As the nudist movement took root in Canada after the Second World War, its members advanced the idea that going nude and looking at the bodies of others satisfied natural curiosity, loosened the hold of social taboos, and encouraged mental health. By the 1970s, nudists increasingly emphasized the pleasurable aspects of their practice. Mary-Ann Shantz contends that throughout the postwar decades, nudists sought social approval as they engaged with contemporary concerns about childrearing, sexuality, public nudity, and the natural environment.

 

This perceptive, eminently readable book explains the perspectives of the movement while questioning its assumptions. What nudism ultimately exposes is how the body figures at the intersection of nature and culture, the individual and the social, the private and the public.

About the author

Contributor Notes

Mary-Ann Shantz is a historian, researcher, and project manager who lives in Edmonton, Alberta. She is a contributor to Contesting Bodies and Nation in Canadian History and has been published in Histoire sociale/Social History and the Journal of the History of Childhood and Youth.

Editorial Reviews

... [a] richly researched and insightful book...

Bob Hummelt, BC Studies

"Shantz directly contributes to the scholarship on the history of the body."
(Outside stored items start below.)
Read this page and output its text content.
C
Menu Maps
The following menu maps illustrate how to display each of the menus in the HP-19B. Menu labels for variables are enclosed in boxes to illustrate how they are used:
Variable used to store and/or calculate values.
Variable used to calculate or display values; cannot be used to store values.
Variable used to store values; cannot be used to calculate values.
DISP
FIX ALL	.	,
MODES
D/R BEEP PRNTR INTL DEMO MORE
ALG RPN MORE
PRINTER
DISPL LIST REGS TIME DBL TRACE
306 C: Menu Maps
Journal of the History of Sexuality

"What Nudism Exposes… is "revealing" and incredibly valuable to historians of postwar North American society and culture."

Pacific Historical Review

"Shantz goes a long way in providing a multi-faceted history not only of recreational nudity in mid-century Canada, but also of the possibilities and limitations of non-conformity in the postwar period."

Network in Canadian History & Environment

"The book makes visible the inner contradictions of [the Nudist] movement, which Shantz explores particularly in relation to gender norms and the sexualization of women’s bodies as well as nudists’ relationships with nature and the environment."